Lenin verteidigte deswegen das nationale Selbstbestimmungsrecht vehement aus einem ganz anderen Grund. Er trat für die Einheit der internationalen Arbeiterklasse im Kampf ein und stellte fest, daß diese nur auf der Basis der Freiwilligkeit möglich ist. Lenin war sich im übrigen mit Marx, der das am Beispiel der Beziehung der englischen Arbeiterklasse und der irischen Befreiungsbewegung feststellte, darüber einig, daß die Leugnung des Selbstbestimmungsrechtes einer unterdrückten Nation durch die Arbeiterklasse der Unterdrücker nation diese an ihre Bourgeoisie fessele und damit ihre Befreiung von Ausbeutung und Unterdrückung unmöglich mache.

Denen jedoch, die aus der unbestreitbaren Tatsache, daß der Nationalstaat ökonomisch gesehen den Rahmen des Imperialismus nicht durchbrechen kann und im Vergleich zu Marxens Zeiten in dieser Hinsicht keine fortschrittliche Tendenz mehr berge, den Schluß zogen, das nationale Selbstbestimmungsrecht habe sich damit überlebt, schrieb Lenin ins Tagebuch: "Bei Gen. P. kommt es so heraus, daß er im Namen der sozialistischen Revolution das konsequent revolutionäre Programm auf dem Gebiet der Demokratie mit Geringschätzung beiseite schiebt. Das ist nicht richtig. Das Proletariat kann nicht anders siegen als durch die Demokratie, d.h. indem es die Demokratie vollständig verwirklicht... Es ist Unsinn, die sozialistische Revolution und den revolutionären Kampf gegen den Kapitalismus, einer der Fragen der Demokratie, in unserem Fall der nationalen Frage, entgegenzustellen." (Das revolutionäre Proletariat und das Selbstbestimmungsrecht der Nationen. 1915. LW Bd.21, S.415)

Den Anhängern der serbischen Staatlichkeit zufolge kann aber hier gar nicht von nationaler Unterdrückung die Rede sein.
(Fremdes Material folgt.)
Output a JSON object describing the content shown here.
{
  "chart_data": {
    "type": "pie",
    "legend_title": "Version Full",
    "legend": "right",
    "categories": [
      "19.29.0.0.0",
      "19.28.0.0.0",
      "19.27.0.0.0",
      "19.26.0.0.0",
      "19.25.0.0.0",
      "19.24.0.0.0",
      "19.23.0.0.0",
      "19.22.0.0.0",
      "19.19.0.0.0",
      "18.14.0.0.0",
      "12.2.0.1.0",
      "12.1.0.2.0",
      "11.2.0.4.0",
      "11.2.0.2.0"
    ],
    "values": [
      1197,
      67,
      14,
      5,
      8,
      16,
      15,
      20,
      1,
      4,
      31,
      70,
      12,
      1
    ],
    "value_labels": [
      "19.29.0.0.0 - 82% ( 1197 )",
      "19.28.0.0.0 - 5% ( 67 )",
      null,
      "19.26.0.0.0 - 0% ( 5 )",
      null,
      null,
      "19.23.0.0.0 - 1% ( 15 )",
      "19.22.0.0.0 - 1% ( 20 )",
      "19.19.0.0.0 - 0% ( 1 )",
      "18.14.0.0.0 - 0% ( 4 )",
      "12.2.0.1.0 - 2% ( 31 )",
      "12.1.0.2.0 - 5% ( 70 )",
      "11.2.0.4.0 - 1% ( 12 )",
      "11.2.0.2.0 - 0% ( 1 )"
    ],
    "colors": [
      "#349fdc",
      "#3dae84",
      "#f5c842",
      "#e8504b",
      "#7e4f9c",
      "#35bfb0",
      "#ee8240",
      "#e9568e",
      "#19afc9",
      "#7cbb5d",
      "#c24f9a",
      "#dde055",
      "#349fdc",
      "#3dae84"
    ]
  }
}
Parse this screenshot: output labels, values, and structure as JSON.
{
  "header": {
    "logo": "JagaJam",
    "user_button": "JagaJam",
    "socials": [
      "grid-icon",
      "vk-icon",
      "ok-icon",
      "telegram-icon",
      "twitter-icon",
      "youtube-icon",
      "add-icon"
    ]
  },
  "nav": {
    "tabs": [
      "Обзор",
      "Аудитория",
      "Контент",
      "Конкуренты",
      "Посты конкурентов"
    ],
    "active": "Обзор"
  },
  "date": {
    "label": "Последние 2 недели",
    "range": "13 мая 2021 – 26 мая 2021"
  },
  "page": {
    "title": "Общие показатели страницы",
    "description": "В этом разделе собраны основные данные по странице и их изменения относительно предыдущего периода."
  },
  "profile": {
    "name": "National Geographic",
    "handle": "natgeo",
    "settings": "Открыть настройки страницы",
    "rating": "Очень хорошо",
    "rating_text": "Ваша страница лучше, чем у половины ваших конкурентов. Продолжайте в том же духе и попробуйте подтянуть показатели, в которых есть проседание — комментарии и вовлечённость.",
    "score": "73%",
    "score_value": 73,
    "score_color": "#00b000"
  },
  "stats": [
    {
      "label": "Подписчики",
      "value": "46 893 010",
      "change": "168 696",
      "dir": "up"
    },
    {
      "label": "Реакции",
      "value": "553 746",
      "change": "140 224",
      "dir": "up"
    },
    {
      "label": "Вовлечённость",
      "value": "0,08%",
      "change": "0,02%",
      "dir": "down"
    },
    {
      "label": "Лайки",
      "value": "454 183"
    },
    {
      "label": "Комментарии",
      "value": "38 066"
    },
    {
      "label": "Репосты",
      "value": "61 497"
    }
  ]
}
Es wird auf albanische Straßenschilder und Zeitungen im Kosovo verwiesen und eben auf den 'multinationalen' Charakter des jugoslawischen/serbischen Staates.
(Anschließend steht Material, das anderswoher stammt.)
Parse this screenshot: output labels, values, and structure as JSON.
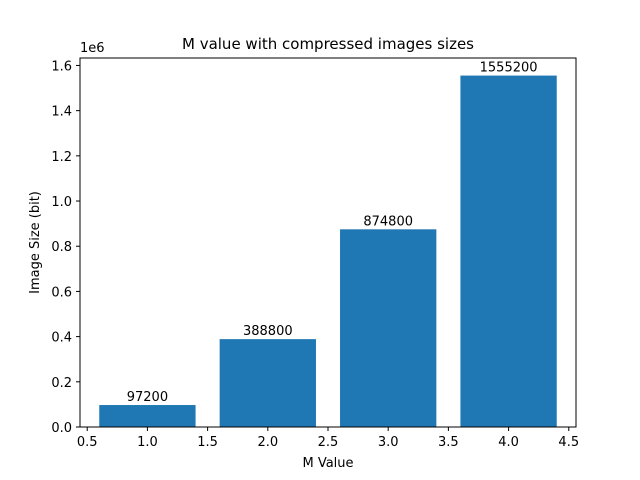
{
  "chart_data": {
    "type": "bar",
    "title": "M value with compressed images sizes",
    "xlabel": "M Value",
    "ylabel": "Image Size (bit)",
    "y_offset_label": "1e6",
    "x": [
      1,
      2,
      3,
      4
    ],
    "values": [
      97200,
      388800,
      874800,
      1555200
    ],
    "bar_labels": [
      "97200",
      "388800",
      "874800",
      "1555200"
    ],
    "bar_color": "#1f77b4",
    "bar_width": 0.8,
    "xlim": [
      0.44,
      4.56
    ],
    "ylim": [
      0,
      1632960
    ],
    "x_ticks": [
      0.5,
      1.0,
      1.5,
      2.0,
      2.5,
      3.0,
      3.5,
      4.0,
      4.5
    ],
    "x_tick_labels": [
      "0.5",
      "1.0",
      "1.5",
      "2.0",
      "2.5",
      "3.0",
      "3.5",
      "4.0",
      "4.5"
    ],
    "y_ticks": [
      0,
      200000,
      400000,
      600000,
      800000,
      1000000,
      1200000,
      1400000,
      1600000
    ],
    "y_tick_labels": [
      "0.0",
      "0.2",
      "0.4",
      "0.6",
      "0.8",
      "1.0",
      "1.2",
      "1.4",
      "1.6"
    ],
    "grid": false,
    "legend": "none"
  }
}
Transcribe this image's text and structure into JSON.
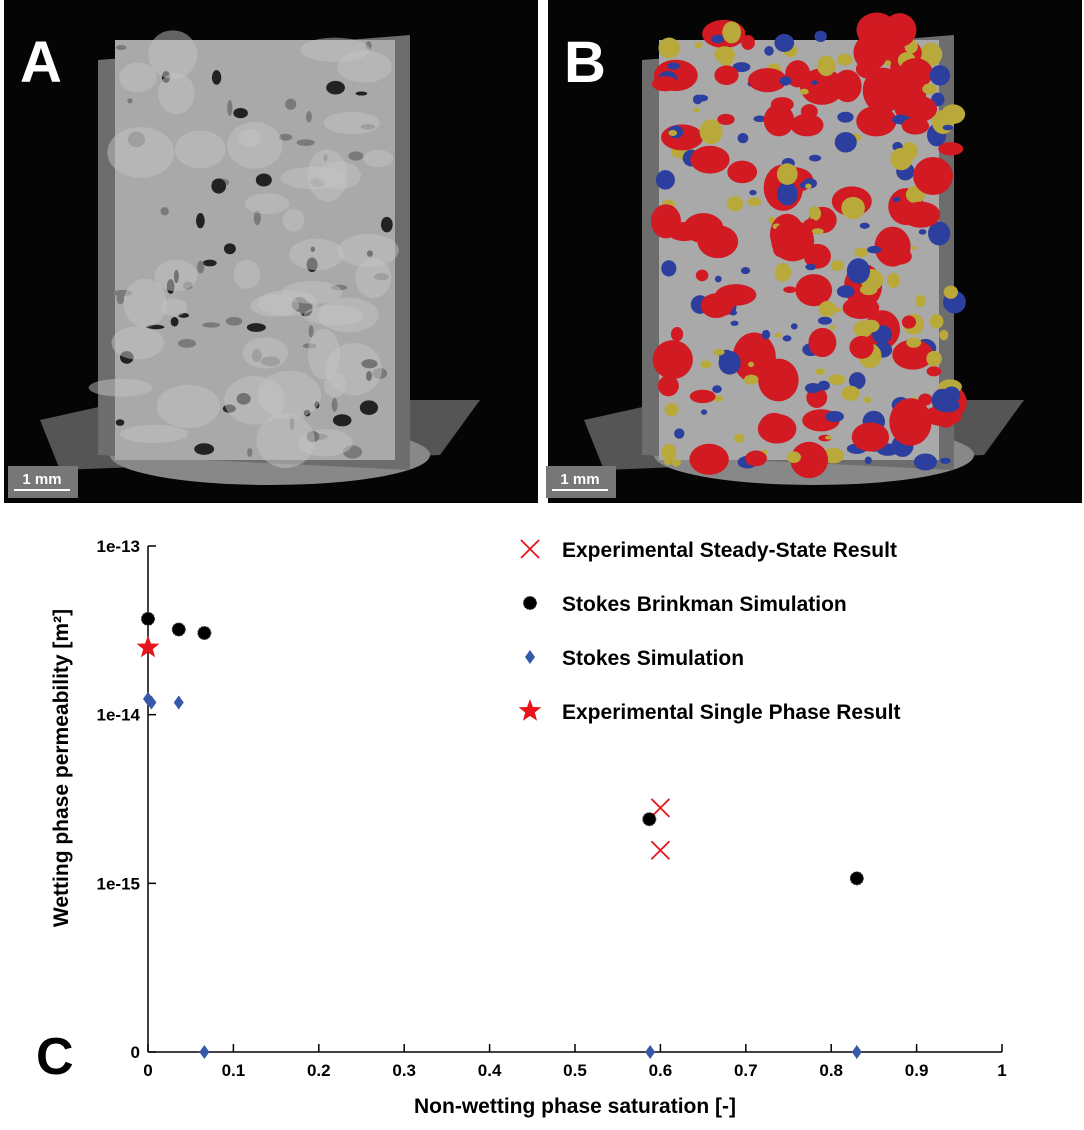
{
  "panels": [
    {
      "label": "A",
      "scale_bar": "1 mm"
    },
    {
      "label": "B",
      "scale_bar": "1 mm"
    }
  ],
  "chart_data": {
    "type": "scatter",
    "panel_label": "C",
    "xlabel": "Non-wetting phase saturation [-]",
    "ylabel": "Wetting phase permeability [m²]",
    "xlim": [
      0,
      1
    ],
    "xticks": [
      0,
      0.1,
      0.2,
      0.3,
      0.4,
      0.5,
      0.6,
      0.7,
      0.8,
      0.9,
      1
    ],
    "ylim": [
      0,
      1e-13
    ],
    "yticks": [
      0,
      1e-15,
      1e-14,
      1e-13
    ],
    "yscale": "log",
    "legend": "upper right",
    "series": [
      {
        "name": "Experimental Steady-State Result",
        "color": "#e8141b",
        "marker": "x",
        "x": [
          0.6,
          0.6
        ],
        "values": [
          2.8e-15,
          1.57e-15
        ]
      },
      {
        "name": "Stokes Brinkman Simulation",
        "color": "#000000",
        "marker": "asterisk",
        "x": [
          0.0,
          0.036,
          0.066,
          0.587,
          0.83
        ],
        "values": [
          3.7e-14,
          3.2e-14,
          3.05e-14,
          2.4e-15,
          1.07e-15
        ]
      },
      {
        "name": "Stokes Simulation",
        "color": "#3558a8",
        "marker": "diamond",
        "x": [
          0.0,
          0.004,
          0.036,
          0.066,
          0.588,
          0.83
        ],
        "values": [
          1.24e-14,
          1.18e-14,
          1.18e-14,
          0,
          0,
          0
        ]
      },
      {
        "name": "Experimental Single Phase Result",
        "color": "#e8141b",
        "marker": "star",
        "x": [
          0.0
        ],
        "values": [
          2.5e-14
        ]
      }
    ]
  }
}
Wer heutzutage über derartige Probleme schreibt, sieht sich in der etwas unbefriedigenden Situation, daß er kaum Neues zum Besten geben kann, denn in der Tat wurde auch dieses Argument bereits von Lenin widerlegt. Er schrieb u.a.: "Dieses letzte Argument, Mitbestimmung statt Selbstbestimmung gefällt den polnischen Genossen so gut, daß sie es in ihren Thesen dreimal wiederholen! Aber die häufige Wiederholung verwandelt dieses oktobristische und reaktionäre Argument nicht in ein sozialdemokratisches. Denn alle Reaktionäre und Bourgeois räumen den Nationen, die gewaltsam innerhalb der Grenzen des betreffenden Staates festgehalten werden, das Recht ein, über sein Schicksal im gemeinsamen Parlament ‘mitzubestimmen'." (Die Ergebnisse der Diskussion über die Selbstbestimmung. In: LW Bd.22, S.328).
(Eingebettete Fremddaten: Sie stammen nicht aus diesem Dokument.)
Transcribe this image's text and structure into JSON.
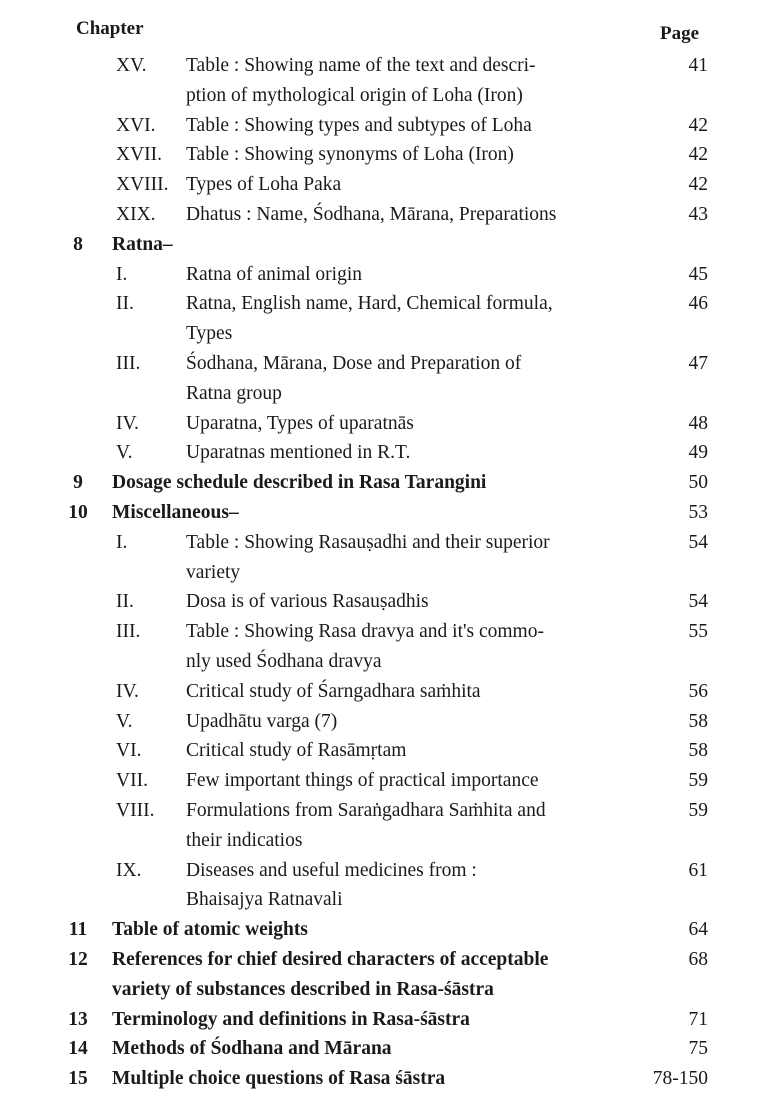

Die Beschwörung der ‘Gleichberechtigung' durch Milosevic und die Forderungen nach der Wiederherstellung der 1989 von eben diesem Milosevic widerrufenen Autonomierechte für das Kosovo, die dort 1974 unter Tito eingeführt worden waren, gehören genau zu diesen ‘oktobristischen' und 'reaktionären' Argumenten. Sie übersehen geflissentlich die Tatsache, daß die Albaner des Kosovo nur deshalb Bürger Jugoslawiens oder Serbiens sind, weil sie von der serbischen Armee, die auch gerne noch über Tirana zum Mittelmeer vorgedrungen wäre, erobert wurden, wobei die Tatsache, daß diese Eroberung äußerst barbarisch vor sich ging, gegenüber dem Faktum, daß den Albanern im Kosovo damit seit damals das verwehrt wird, was die Serben selbst schon zuvor wahrnehmen konnten, das nationale Selbstbestimmungsrecht nämlich, unwesentlich ist. Seitdem jedenfalls haben die Kosova-Albaner wann immer sich dazu die Möglichkeit zu bieten schien, ihre Forderung nach nationaler Selbstbestimmung erhoben. Diese Tatsache betonte bereits 1914 nach dem zweiten Balkankrieg der Führer des revolutionären Flügels der serbischen Sozialdemokratie vor dem ersten Weltkrieg, Dimitrije Tucovic. In seiner Schrift ‘Serbien und Albanien', die dem serbischen Eroberungsversuch Albaniens von 1912/13 gewidmet war, dessen Überbleibsel das danach serbische Kosovo war, bezeichnete er die Politik der serbischen Bourgeoisie gegenüber den Albanern -- einschließlich der im Kosovo lebenden -- als kolonialistisch. Zusammenfassend schrieb er: "Wenn das albanische Volk bisher auch keine nationale Einheit war, die durch einen Gedankenimpuls mitgerissen und bewegt werden konnte, so liegt der gemeinsame Gedanke heute leider in der allgemeinen nationalen Revolte der albanischen Besiedlungen gegen das barbarische Vorgehen ihrer Nachbarn Serbien, Griechenland und Montenegro, einer Revolte, die ein großer Schritt im nationalen Erwachen der Albaner ist... Grenzenlose Feindschaft des albanischen Volkes Serbien gegenüber ist das erste wirkliche Resultat der Albanienpolitik der serbischen Regierung. Das zweite noch gefährlichere Resultat ist die Stärkung zweier Großmächte in Albanien, die am Balkan die größten Interessen haben." (Tucovic, D.: Serbien und Albanien. Hrsg. Arbeitsgruppe Marxismus. Wien 1999, S: 80)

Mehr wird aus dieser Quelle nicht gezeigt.